Rusya’nın jeopolitik planları açısından kilit öneme haiz Ukrayna’daki halk hareketlerine destek veren AB/ABD’nin, Ukrayna’nın toprak bütünlüğünü korumak ve Kırım’ın bağımsızlığına gideni yolu engellemek için yapacağı hamleler ve alacağı riskler Rusya ile mukayese edildiğinde bir hayli sınırlı gözükmektedir. Rusya savaşı bile göze alan bir tavır içinde iken AB Ukrayna için elini cebine bile atmaya razı değildir.

Bütün bu gelişmelerin şüphesiz bizim açımızdan en önemli noktası Kırım Özerk Bölgesi’nin akıbetidir. Kırım Türklerinin uzun yıllar devem eden bir mücadele sonrasında elde ettikleri hakları koruyup koruyamayacakları, Kırım’ın Rusya’ya bağlanma kararının alınacağı 16 Mart’ta yapılacak olan referandumdan sonra Rusya’nın nasıl bir yol izleyeceği ile yakından alâkalıdır.

Kırım Tatarları geçmişin acı hatıralarını unutmuş değillerdir. Onun için, “Rusya ile birlikte olmak mı Ukrayna içinde varlığın devam ettirmek mi” diye bir soru karşısında tereddütsüz Ukrayna ile birlikte hareket etmeyi tercih etmektedirler. Zira Ukrayna’nın AB yolunda atacağı her adım Kırım Türklerinin kaybettikleri ve asla vazgeçmedikleri haklarını elde etmeye bir adım daha yaklaşmaları anlamına gelmektedir.

Kırım Tatarları maalesef AB/ABD ile Rusya arasındaki mücadelenin mâsum kurbanları olmaya namzettirler. Rusya’nın Kırım Tatarlarının haklarını koruyacağına dair vereceği her söz, gerek geçmişteki acı tecrübelerden gerekse de Rusya’nın emperyal bir devlet gibi hareket etmesi sebebiyle, anlamız durumdadır.

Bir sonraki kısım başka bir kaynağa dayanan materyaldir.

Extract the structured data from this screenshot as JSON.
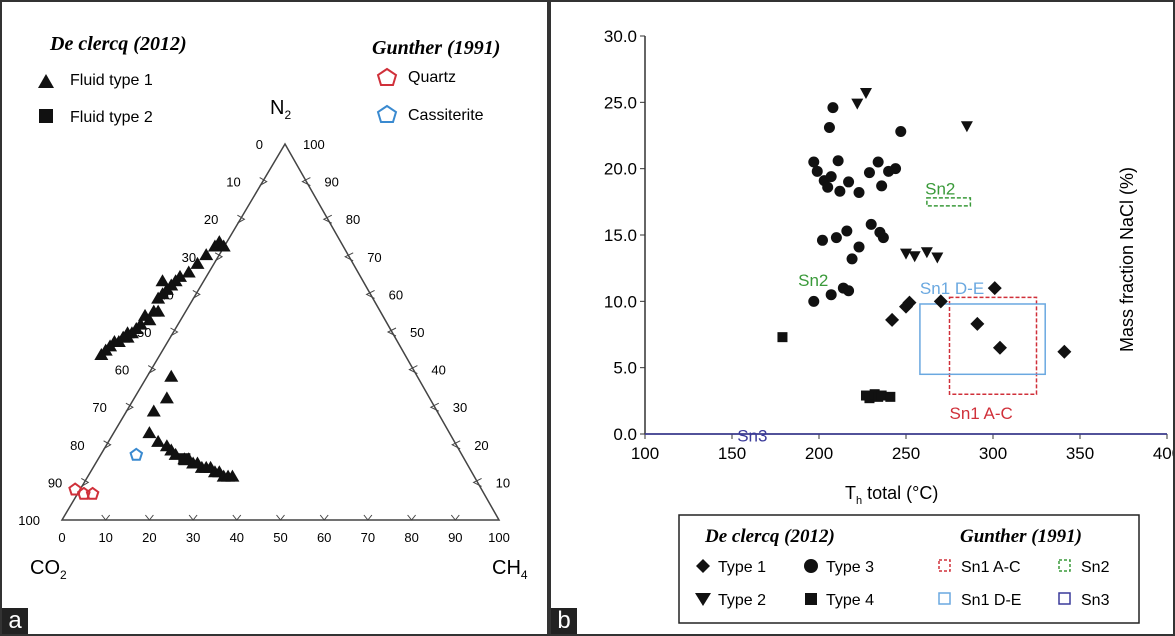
{
  "panel_a": {
    "corner_label": "a",
    "legend_left_title": "De clercq (2012)",
    "legend_right_title": "Gunther (1991)",
    "legend_items": [
      "Fluid type 1",
      "Fluid type 2",
      "Quartz",
      "Cassiterite"
    ],
    "vertex_top": "N",
    "vertex_top_sub": "2",
    "vertex_left": "CO",
    "vertex_left_sub": "2",
    "vertex_right": "CH",
    "vertex_right_sub": "4",
    "left_edge_ticks": [
      "0",
      "10",
      "20",
      "30",
      "40",
      "50",
      "60",
      "70",
      "80",
      "90",
      "100"
    ],
    "right_edge_ticks": [
      "100",
      "90",
      "80",
      "70",
      "60",
      "50",
      "40",
      "30",
      "20",
      "10"
    ],
    "bottom_edge_ticks": [
      "0",
      "10",
      "20",
      "30",
      "40",
      "50",
      "60",
      "70",
      "80",
      "90",
      "100"
    ],
    "colors": {
      "quartz": "#d0303a",
      "cassiterite": "#3a8ad0",
      "marker": "#111111"
    }
  },
  "panel_b": {
    "corner_label": "b",
    "legend_left_title": "De clercq (2012)",
    "legend_right_title": "Gunther (1991)",
    "legend_items": [
      "Type 1",
      "Type 3",
      "Type 2",
      "Type 4",
      "Sn1 A-C",
      "Sn2",
      "Sn1 D-E",
      "Sn3"
    ],
    "colors": {
      "sn1ac": "#d0303a",
      "sn2": "#3a9a3a",
      "sn1de": "#6aa8e0",
      "sn3": "#3a3a9a"
    }
  },
  "chart_data": [
    {
      "type": "scatter",
      "subtype": "ternary",
      "axes": [
        "N2",
        "CO2",
        "CH4"
      ],
      "series": [
        {
          "name": "Fluid type 1",
          "marker": "triangle",
          "points_cartesian": [
            [
              35,
              63
            ],
            [
              36,
              64
            ],
            [
              37,
              63
            ],
            [
              33,
              61
            ],
            [
              31,
              59
            ],
            [
              29,
              57
            ],
            [
              27,
              56
            ],
            [
              26,
              55
            ],
            [
              25,
              54
            ],
            [
              24,
              53
            ],
            [
              23,
              52
            ],
            [
              22,
              51
            ],
            [
              23,
              55
            ],
            [
              21,
              48
            ],
            [
              22,
              48
            ],
            [
              20,
              46
            ],
            [
              19,
              47
            ],
            [
              18,
              45
            ],
            [
              17,
              44
            ],
            [
              16,
              43
            ],
            [
              15,
              43
            ],
            [
              15,
              42
            ],
            [
              14,
              42
            ],
            [
              13,
              41
            ],
            [
              12,
              41
            ],
            [
              11,
              40
            ],
            [
              10,
              39
            ],
            [
              9,
              38
            ],
            [
              25,
              33
            ],
            [
              24,
              28
            ],
            [
              21,
              25
            ],
            [
              20,
              20
            ],
            [
              22,
              18
            ],
            [
              24,
              17
            ],
            [
              25,
              16
            ],
            [
              26,
              15
            ],
            [
              28,
              14
            ],
            [
              29,
              14
            ],
            [
              30,
              13
            ],
            [
              31,
              13
            ],
            [
              32,
              12
            ],
            [
              33,
              12
            ],
            [
              34,
              12
            ],
            [
              35,
              11
            ],
            [
              36,
              11
            ],
            [
              37,
              10
            ],
            [
              38,
              10
            ],
            [
              39,
              10
            ]
          ]
        },
        {
          "name": "Fluid type 2",
          "marker": "square",
          "points_cartesian": [
            [
              28,
              14
            ]
          ]
        },
        {
          "name": "Quartz",
          "marker": "pentagon-open",
          "points_cartesian": [
            [
              3,
              7
            ],
            [
              5,
              6
            ],
            [
              7,
              6
            ]
          ]
        },
        {
          "name": "Cassiterite",
          "marker": "pentagon-open",
          "points_cartesian": [
            [
              17,
              15
            ]
          ]
        }
      ]
    },
    {
      "type": "scatter",
      "xlabel": "T",
      "xlabel_sub": "h",
      "xlabel_rest": " total (°C)",
      "ylabel": "Mass fraction NaCl (%)",
      "xlim": [
        100,
        400
      ],
      "ylim": [
        0,
        30
      ],
      "xticks": [
        "100",
        "150",
        "200",
        "250",
        "300",
        "350",
        "400"
      ],
      "yticks": [
        "0.0",
        "5.0",
        "10.0",
        "15.0",
        "20.0",
        "25.0",
        "30.0"
      ],
      "series": [
        {
          "name": "Type 1",
          "marker": "diamond",
          "points": [
            [
              242,
              8.6
            ],
            [
              250,
              9.6
            ],
            [
              252,
              9.9
            ],
            [
              270,
              10.0
            ],
            [
              291,
              8.3
            ],
            [
              304,
              6.5
            ],
            [
              341,
              6.2
            ],
            [
              301,
              11.0
            ]
          ]
        },
        {
          "name": "Type 2",
          "marker": "triangle-down",
          "points": [
            [
              222,
              24.9
            ],
            [
              227,
              25.7
            ],
            [
              285,
              23.2
            ],
            [
              250,
              13.6
            ],
            [
              255,
              13.4
            ],
            [
              262,
              13.7
            ],
            [
              268,
              13.3
            ]
          ]
        },
        {
          "name": "Type 3",
          "marker": "circle",
          "points": [
            [
              208,
              24.6
            ],
            [
              206,
              23.1
            ],
            [
              247,
              22.8
            ],
            [
              197,
              20.5
            ],
            [
              199,
              19.8
            ],
            [
              211,
              20.6
            ],
            [
              203,
              19.1
            ],
            [
              207,
              19.4
            ],
            [
              205,
              18.6
            ],
            [
              212,
              18.3
            ],
            [
              217,
              19.0
            ],
            [
              223,
              18.2
            ],
            [
              229,
              19.7
            ],
            [
              234,
              20.5
            ],
            [
              236,
              18.7
            ],
            [
              244,
              20.0
            ],
            [
              240,
              19.8
            ],
            [
              202,
              14.6
            ],
            [
              210,
              14.8
            ],
            [
              216,
              15.3
            ],
            [
              219,
              13.2
            ],
            [
              223,
              14.1
            ],
            [
              230,
              15.8
            ],
            [
              237,
              14.8
            ],
            [
              235,
              15.2
            ],
            [
              207,
              10.5
            ],
            [
              214,
              11.0
            ],
            [
              217,
              10.8
            ],
            [
              197,
              10.0
            ]
          ]
        },
        {
          "name": "Type 4",
          "marker": "square",
          "points": [
            [
              179,
              7.3
            ],
            [
              227,
              2.9
            ],
            [
              229,
              2.7
            ],
            [
              232,
              3.0
            ],
            [
              234,
              2.8
            ],
            [
              236,
              2.9
            ],
            [
              241,
              2.8
            ]
          ]
        }
      ],
      "boxes": [
        {
          "name": "Sn1 A-C",
          "x": [
            275,
            325
          ],
          "y": [
            3.0,
            10.3
          ]
        },
        {
          "name": "Sn1 D-E",
          "x": [
            258,
            330
          ],
          "y": [
            4.5,
            9.8
          ]
        },
        {
          "name": "Sn2",
          "x": [
            262,
            287
          ],
          "y": [
            17.2,
            17.8
          ]
        },
        {
          "name": "Sn3",
          "x": [
            100,
            400
          ],
          "y": [
            0,
            0
          ]
        }
      ],
      "box_labels": [
        {
          "text": "Sn2",
          "x": 261,
          "y": 18.5
        },
        {
          "text": "Sn2",
          "x": 188,
          "y": 11.6
        },
        {
          "text": "Sn1 D-E",
          "x": 258,
          "y": 11.0
        },
        {
          "text": "Sn1 A-C",
          "x": 275,
          "y": 1.6
        },
        {
          "text": "Sn3",
          "x": 153,
          "y": -0.1
        }
      ]
    }
  ]
}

Bu bağlamda Türkiye’nin Ukrayna meselesine bakışının öznesini Kırım Tatarlarının akıbeti ve Rusya’nın emperyal hedeflerinin dizginlenmesi oluşturmak durumundadır. Eğer Rusya Gürcistan’da yaptığını Kırım’da da yapar ise, yeni hedefinin Orta Asya devletleri ve Kafkaslar olacağı açıktır. Bu Türkiye’nin stratejik yönelimlerinin ve hayat sahasının yeniden Rusya tarafından zapt edilmesi anlamının yanı sıra Türkistan’da yeniden Rus hâkimiyeti anlamına gelecektir. Yeniden imparatorluk hedefiyle hareket eden bir Rusya’nın Türkiye’ye ilişkin planlarının olacağı da gözden ırak tutulmamalıdır.

2023’ün Mart sayısında Ukrayna’da yaşanan gelişmeleri ve Kırım meselesini değerlendirmeye aldık. Dergimiz baskıya girdiğinde Kırım’ın kaderini belirleyecek olan referandum henüz yapılmamıştı. Fakat sonucu şimdiden belli olan referandumu önemli kılan Rusya’nın nasıl bir tavır takınacağıdır.

Rusya referandumun neticesini Batı ile Ukrayna pazarlığı yapmak için bir koz olarak mı kullanacak, yoksa kararı kabul ederek Batı ile yeni bir soğuk savaşa girmeyi göze mi alacak. Görünün o ki önümüzdeki aylarda Rusya’nın kararını ve Batı’nın tavrını değerlendirmeye devam edeceğiz.

Fakat bizim temennimiz ve çıkmasını istediğimiz netice şimdiden belli, dileriz her şey Kırım Türklerinin hayrına olarak şekillenir, dileriz Türkiye bu noktada üstüne düşen vazifeyi hakkıyla yerine getirir.

Bu yazıyı beğendiniz mi?

RSS Kaynağımıza abone olun!

Yorumlar (0) Geri izlemeler (0)

Yorum yapılmadı.


Leave a comment

Geri izleme yok.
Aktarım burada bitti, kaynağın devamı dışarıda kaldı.